The democratization of innovation is a turbulent process with rapid creation, violent destruction, many winners and many losers. Despite the apparent chaos, we can discern predictable patterns. The pace of innovation itself is doubling every decade. The overall price-performance and capacity of every form of information technology grows exponentially, generally doubling in a year or less. As information technology achieves each new level of price-performance and capacity, new applications become feasible and existing business models lose their viability. Another implication is that the tools of disruptive change have been democratized. A couple of students created Google on their thousand dollar laptops. A few years later, a couple of undergraduates created Facebook with tools that everyone has. The rate of change is now so rapid that even three to five year business plans need to consider that every level of an industry will undergo major changes during that period. It’s not just the devices we carry around that are influenced by these exponential changes. Health and medicine is now an information technology with the collection of the human genome, the means of changing genes in a mature individual, and the ability to design interventions on computers and to test them on biological simulators. Even energy will be transformed as we apply nanotechnology to the design of solar panels and energy storage devices. The means to change the world are in everyone’s hands.
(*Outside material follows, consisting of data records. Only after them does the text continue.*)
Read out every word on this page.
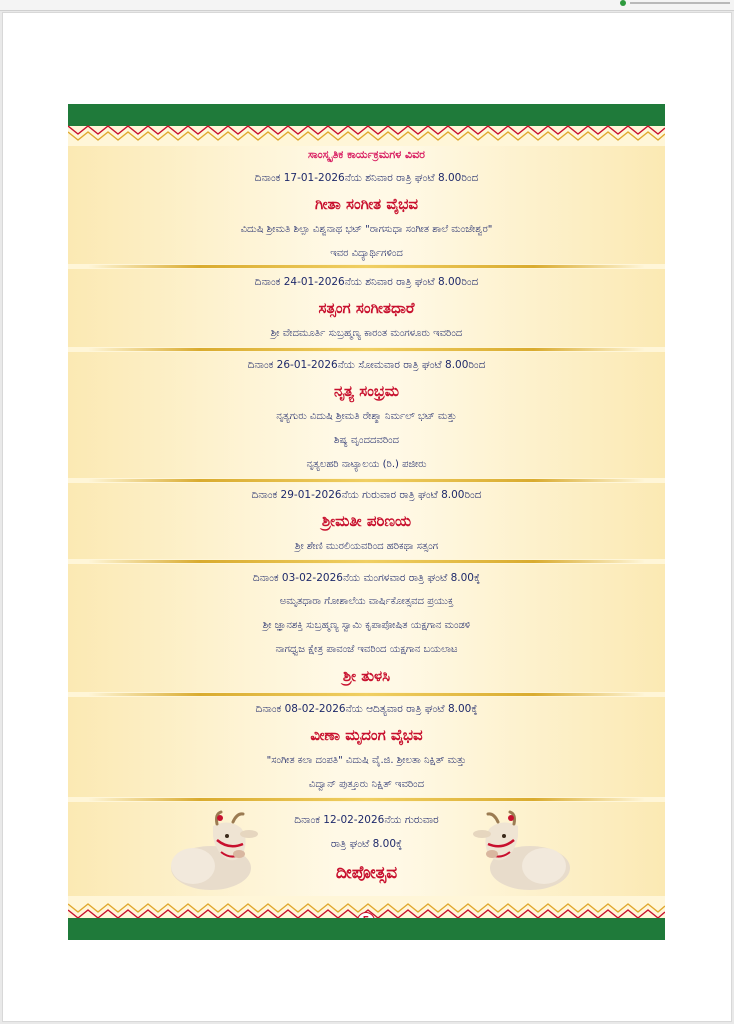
ಸಾಂಸ್ಕೃತಿಕ ಕಾರ್ಯಕ್ರಮಗಳ ವಿವರ
ದಿನಾಂಕ 17-01-2026ನೆಯ ಶನಿವಾರ ರಾತ್ರಿ ಘಂಟೆ 8.00ರಿಂದ
ಗೀತಾ ಸಂಗೀತ ವೈಭವ
ವಿದುಷಿ ಶ್ರೀಮತಿ ಶಿಲ್ಪಾ ವಿಶ್ವನಾಥ ಭಟ್ "ರಾಗಸುಧಾ ಸಂಗೀತ ಶಾಲೆ ಮಂಜೇಶ್ವರ"
ಇವರ ವಿದ್ಯಾರ್ಥಿಗಳಿಂದ
ದಿನಾಂಕ 24-01-2026ನೆಯ ಶನಿವಾರ ರಾತ್ರಿ ಘಂಟೆ 8.00ರಿಂದ
ಸತ್ಸಂಗ ಸಂಗೀತಧಾರೆ
ಶ್ರೀ ವೇದಮೂರ್ತಿ ಸುಬ್ರಹ್ಮಣ್ಯ ಕಾರಂತ ಮಂಗಳೂರು ಇವರಿಂದ
ದಿನಾಂಕ 26-01-2026ನೆಯ ಸೋಮವಾರ ರಾತ್ರಿ ಘಂಟೆ 8.00ರಿಂದ
ನೃತ್ಯ ಸಂಭ್ರಮ
ನೃತ್ಯಗುರು ವಿದುಷಿ ಶ್ರೀಮತಿ ರೇಶ್ಮಾ ನಿರ್ಮಲ್ ಭಟ್ ಮತ್ತು
ಶಿಷ್ಯ ವೃಂದದವರಿಂದ
ನೃತ್ಯಲಹರಿ ನಾಟ್ಯಾಲಯ (ರಿ.) ಪಜೀರು
ದಿನಾಂಕ 29-01-2026ನೆಯ ಗುರುವಾರ ರಾತ್ರಿ ಘಂಟೆ 8.00ರಿಂದ
ಶ್ರೀಮತೀ ಪರಿಣಯ
ಶ್ರೀ ಶೇಣಿ ಮುರಲಿಯವರಿಂದ ಹರಿಕಥಾ ಸತ್ಸಂಗ
ದಿನಾಂಕ 03-02-2026ನೆಯ ಮಂಗಳವಾರ ರಾತ್ರಿ ಘಂಟೆ 8.00ಕ್ಕೆ
ಅಮೃತಧಾರಾ ಗೋಶಾಲೆಯ ವಾರ್ಷಿಕೋತ್ಸವದ ಪ್ರಯುಕ್ತ
ಶ್ರೀ ಜ್ಞಾನಶಕ್ತಿ ಸುಬ್ರಹ್ಮಣ್ಯ ಸ್ವಾಮಿ ಕೃಪಾಪೋಷಿತ ಯಕ್ಷಗಾನ ಮಂಡಳಿ
ನಾಗಧ್ವಜ ಕ್ಷೇತ್ರ ಪಾವಂಜೆ ಇವರಿಂದ ಯಕ್ಷಗಾನ ಬಯಲಾಟ
ಶ್ರೀ ತುಳಸಿ
ದಿನಾಂಕ 08-02-2026ನೆಯ ಆದಿತ್ಯವಾರ ರಾತ್ರಿ ಘಂಟೆ 8.00ಕ್ಕೆ
ವೀಣಾ ಮೃದಂಗ ವೈಭವ
"ಸಂಗೀತ ಕಲಾ ದಂಪತಿ" ವಿದುಷಿ ವೈ.ಜಿ. ಶ್ರೀಲತಾ ನಿಕ್ಷಿತ್ ಮತ್ತು
ವಿದ್ವಾನ್ ಪುತ್ತೂರು ನಿಕ್ಷಿತ್ ಇವರಿಂದ
ದಿನಾಂಕ 12-02-2026ನೆಯ ಗುರುವಾರ
ರಾತ್ರಿ ಘಂಟೆ 8.00ಕ್ಕೆ
ದೀಪೋತ್ಸವ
We are now at a pivotal time in health technologies. With the collection of the genome in 2003 and the advent of techniques such as RNA interference that can actually turn off the genes that promote disease and aging, medicine has transformed itself into an information technology. As such, medicine is now subject to the “law of accelerating returns,” meaning that these technologies will be a thousand times more powerful than today in ten years, and a million times more powerful in 20 years. Up until recently, health interventions were hit or miss. We'd find something that seemed to work with only crude models of how they worked. Drug development was called "drug discovery," basically finding things that worked rather than designing them. Today it is within our grasp to slow the aging process and take full advantage of advances in bio- and nanotechnology that have already begun and will be occurring at an accelerating pace in the years ahead. Ultimately, we will merge with our machines, vastly extending human health and longevity, and greatly increasing our intelligence.
The feedback from the audience has been great. I spoke with a 90 year old lady, she doesn't know much about technology (she does't use e-mail...) and she was eager to get home and tell her grandchild about Mr. Kurzweil's speech and the image she saw reproduced on stage.